LaForte and his attorneys argue that those continuing recoveries are fundamentally inconsistent with the collapse dynamics of a traditional Ponzi scheme.
They also point to the receivership’s own fees, which court filings show have approached roughly $30 million.
Critics of the receivership contend those fees are excessive, particularly given that most investor recoveries have occurred through ongoing collections from merchant receivables rather than liquidation of a collapsed fraudulent shell.
Questions surrounding the Ponzi designation continue to shape the receivership itself.
In a Jan. 30, 2026 letter to receiver Stumphauzer, Yale Scott Bogen, senior managing director at Development Specialists Inc., wrote that because “the court has determined that CBSG operated a Ponzi scheme,” clawback claims could be pursued against so-called “net winners” — investors who recovered more than their original investments.

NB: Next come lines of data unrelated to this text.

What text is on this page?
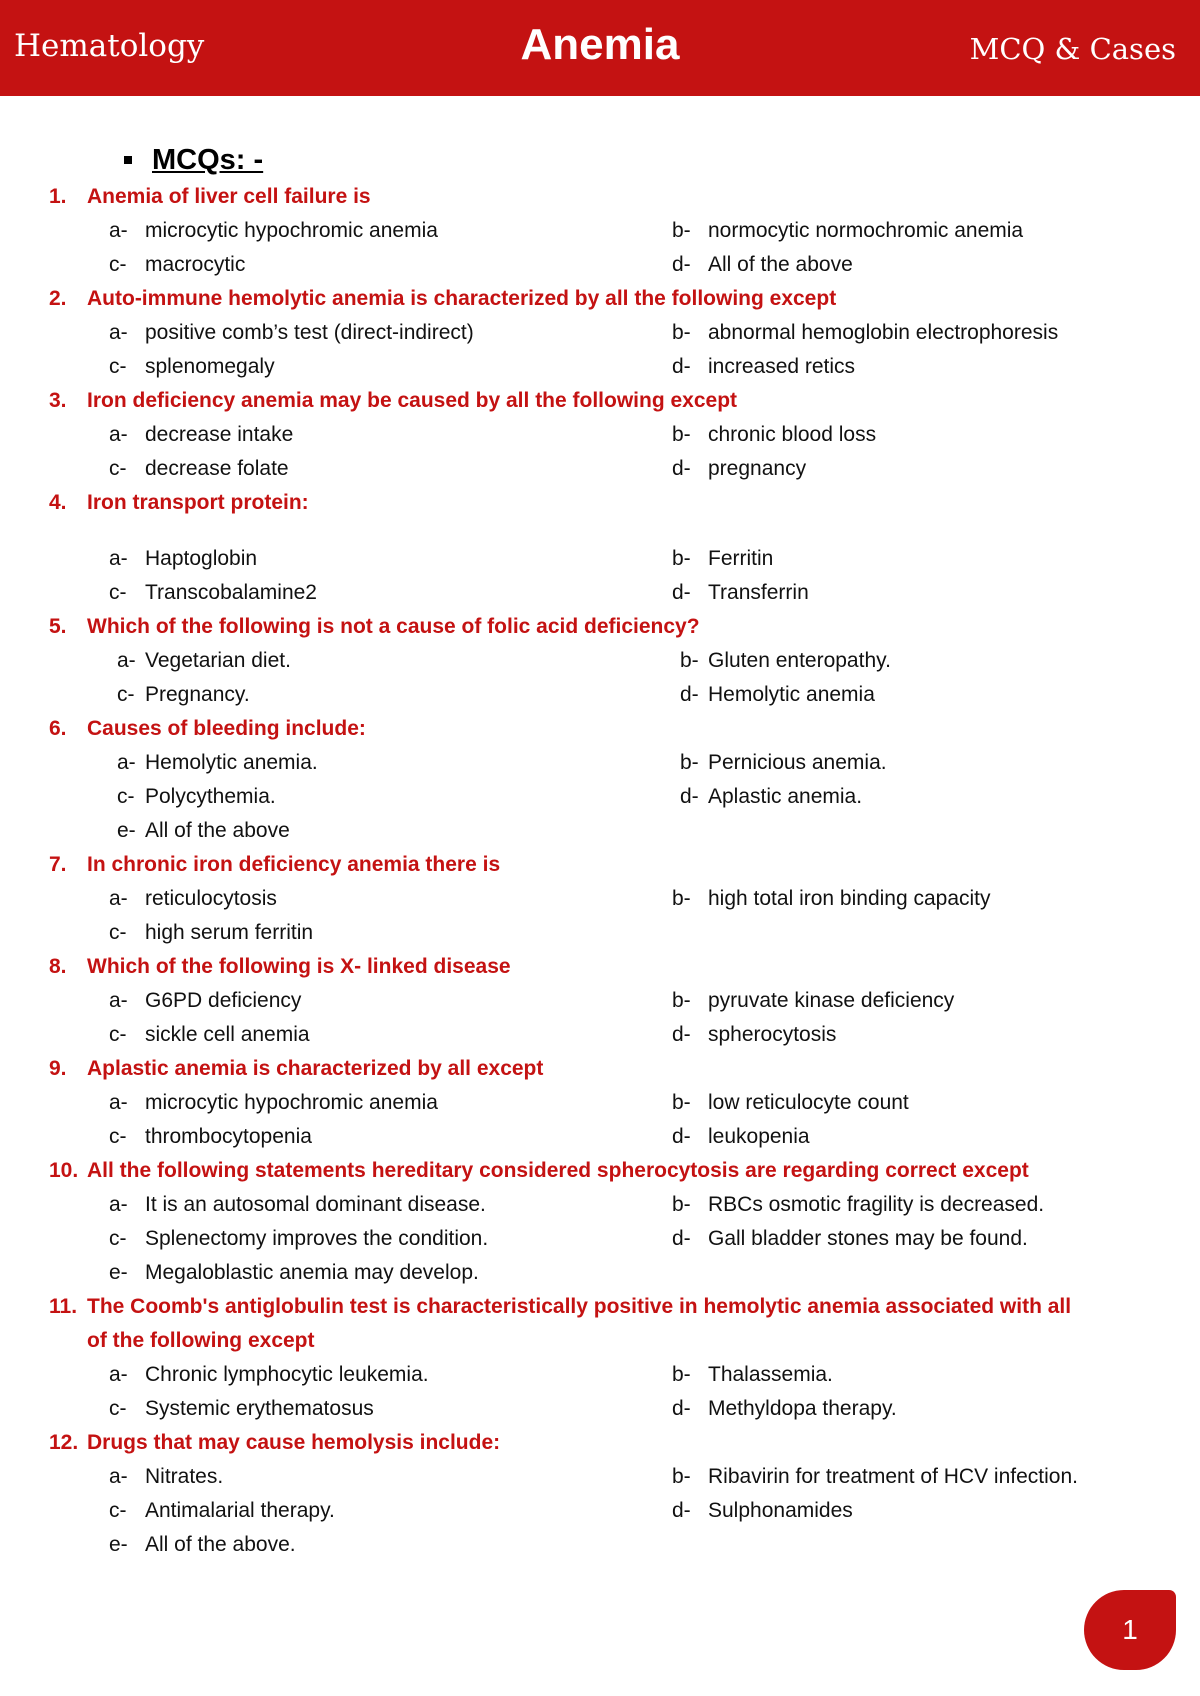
Hematology	Anemia	MCQ & Cases
MCQs: -
1. Anemia of liver cell failure is
a- microcytic hypochromic anemia	b- normocytic normochromic anemia
c- macrocytic	d- All of the above
2. Auto-immune hemolytic anemia is characterized by all the following except
a- positive comb’s test (direct-indirect)	b- abnormal hemoglobin electrophoresis
c- splenomegaly	d- increased retics
3. Iron deficiency anemia may be caused by all the following except
a- decrease intake	b- chronic blood loss
c- decrease folate	d- pregnancy
4. Iron transport protein:
a- Haptoglobin	b- Ferritin
c- Transcobalamine2	d- Transferrin
5. Which of the following is not a cause of folic acid deficiency?
a- Vegetarian diet.	b- Gluten enteropathy.
c- Pregnancy.	d- Hemolytic anemia
6. Causes of bleeding include:
a- Hemolytic anemia.	b- Pernicious anemia.
c- Polycythemia.	d- Aplastic anemia.
e- All of the above
7. In chronic iron deficiency anemia there is
a- reticulocytosis	b- high total iron binding capacity
c- high serum ferritin
8. Which of the following is X- linked disease
a- G6PD deficiency	b- pyruvate kinase deficiency
c- sickle cell anemia	d- spherocytosis
9. Aplastic anemia is characterized by all except
a- microcytic hypochromic anemia	b- low reticulocyte count
c- thrombocytopenia	d- leukopenia
10. All the following statements hereditary considered spherocytosis are regarding correct except
a- It is an autosomal dominant disease.	b- RBCs osmotic fragility is decreased.
c- Splenectomy improves the condition.	d- Gall bladder stones may be found.
e- Megaloblastic anemia may develop.
11. The Coomb's antiglobulin test is characteristically positive in hemolytic anemia associated with all of the following except
a- Chronic lymphocytic leukemia.	b- Thalassemia.
c- Systemic erythematosus	d- Methyldopa therapy.
12. Drugs that may cause hemolysis include:
a- Nitrates.	b- Ribavirin for treatment of HCV infection.
c- Antimalarial therapy.	d- Sulphonamides
e- All of the above.
1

Yet even as that designation continues guiding aspects of the receivership, federal regulators now appear reluctant to publicly embrace the label.

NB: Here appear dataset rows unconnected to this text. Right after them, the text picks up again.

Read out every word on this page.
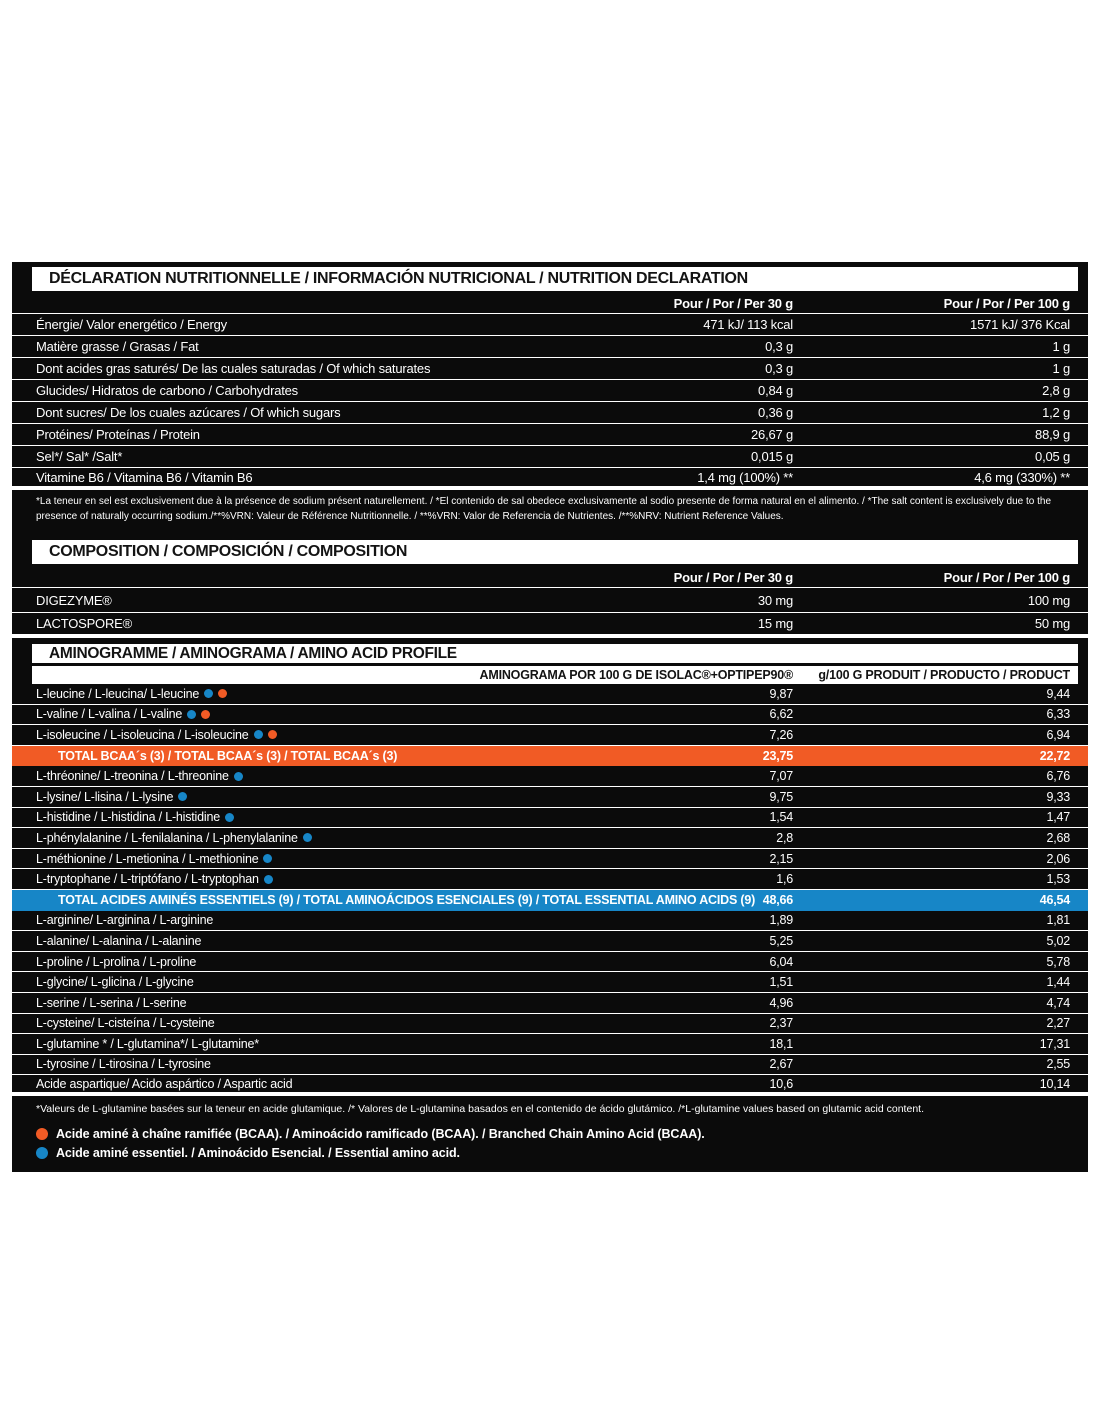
DÉCLARATION NUTRITIONNELLE / INFORMACIÓN NUTRICIONAL / NUTRITION DECLARATION
Pour / Por / Per 30 g	Pour / Por / Per 100 g
Énergie/ Valor energético / Energy	471 kJ/ 113 kcal	1571 kJ/ 376 Kcal
Matière grasse / Grasas / Fat	0,3 g	1 g
Dont acides gras saturés/ De las cuales saturadas / Of which saturates	0,3 g	1 g
Glucides/ Hidratos de carbono / Carbohydrates	0,84 g	2,8 g
Dont sucres/ De los cuales azúcares / Of which sugars	0,36 g	1,2 g
Protéines/ Proteínas / Protein	26,67 g	88,9 g
Sel*/ Sal* /Salt*	0,015 g	0,05 g
Vitamine B6 / Vitamina B6 / Vitamin B6	1,4 mg (100%) **	4,6 mg (330%) **

*La teneur en sel est exclusivement due à la présence de sodium présent naturellement. / *El contenido de sal obedece exclusivamente al sodio presente de forma natural en el alimento. / *The salt content is exclusively due to the presence of naturally occurring sodium./**%VRN: Valeur de Référence Nutritionnelle. / **%VRN: Valor de Referencia de Nutrientes. /**%NRV: Nutrient Reference Values.

COMPOSITION / COMPOSICIÓN / COMPOSITION
Pour / Por / Per 30 g	Pour / Por / Per 100 g
DIGEZYME®	30 mg	100 mg
LACTOSPORE®	15 mg	50 mg
AMINOGRAMME / AMINOGRAMA / AMINO ACID PROFILE
AMINOGRAMA POR 100 G DE ISOLAC®+OPTIPEP90®	g/100 G PRODUIT / PRODUCTO / PRODUCT
L-leucine / L-leucina/ L-leucine	9,87	9,44
L-valine / L-valina / L-valine	6,62	6,33
L-isoleucine / L-isoleucina / L-isoleucine	7,26	6,94
TOTAL BCAA´s (3) / TOTAL BCAA´s (3) / TOTAL BCAA´s (3)	23,75	22,72
L-thréonine/ L-treonina / L-threonine	7,07	6,76
L-lysine/ L-lisina / L-lysine	9,75	9,33
L-histidine / L-histidina / L-histidine	1,54	1,47
L-phénylalanine / L-fenilalanina / L-phenylalanine	2,8	2,68
L-méthionine / L-metionina / L-methionine	2,15	2,06
L-tryptophane / L-triptófano / L-tryptophan	1,6	1,53
TOTAL ACIDES AMINÉS ESSENTIELS (9) / TOTAL AMINOÁCIDOS ESENCIALES (9) / TOTAL ESSENTIAL AMINO ACIDS (9) 48,66	46,54
L-arginine/ L-arginina / L-arginine	1,89	1,81
L-alanine/ L-alanina / L-alanine	5,25	5,02
L-proline / L-prolina / L-proline	6,04	5,78
L-glycine/ L-glicina / L-glycine	1,51	1,44
L-serine / L-serina / L-serine	4,96	4,74
L-cysteine/ L-cisteína / L-cysteine	2,37	2,27
L-glutamine * / L-glutamina*/ L-glutamine*	18,1	17,31
L-tyrosine / L-tirosina / L-tyrosine	2,67	2,55
Acide aspartique/ Acido aspártico / Aspartic acid	10,6	10,14

*Valeurs de L-glutamine basées sur la teneur en acide glutamique. /* Valores de L-glutamina basados en el contenido de ácido glutámico. /*L-glutamine values based on glutamic acid content.

Acide aminé à chaîne ramifiée (BCAA). / Aminoácido ramificado (BCAA). / Branched Chain Amino Acid (BCAA).
Acide aminé essentiel. / Aminoácido Esencial. / Essential amino acid.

When asked about the discrepancy between the SEC’s complaints and its later omnibus motion, an SEC spokesperson declined further comment.
Meanwhile, LaForte’s attorneys maintain that the distinction is not semantic but foundational.
“The defendants did not agree, and never would have agreed, to accept the unpled and unproven allegations of a Ponzi scheme,” their 2022 motion stated.
The filing warned that permitting the SEC to introduce such allegations after defendants waived trial rights effectively amounted to a constructive amendment of the complaint without affording adequate discovery or an opportunity for a jury determination.
“Par Funding was not a Ponzi scheme, and the SEC complaint, even after amendment, never alleged it was,” the motion stated. “This court should not permit the SEC to ambush the defendants by inserting unpled and unproven liability allegations into the case after the defendants agreed to bifurcated settlements and entered the consent.”
Judge Rodolfo A. Ruiz II who is presiding over the case in the Southern District of Florida, denied the motion.
The controversy now raises broader institutional questions extending beyond Par Funding itself: whether regulators and receivers can revisit earlier assumptions when later evidence complicates the original narrative — and whether labels carrying the extraordinary stigma of a “Ponzi scheme” should be imposed without ever being formally pleaded and tested at trial.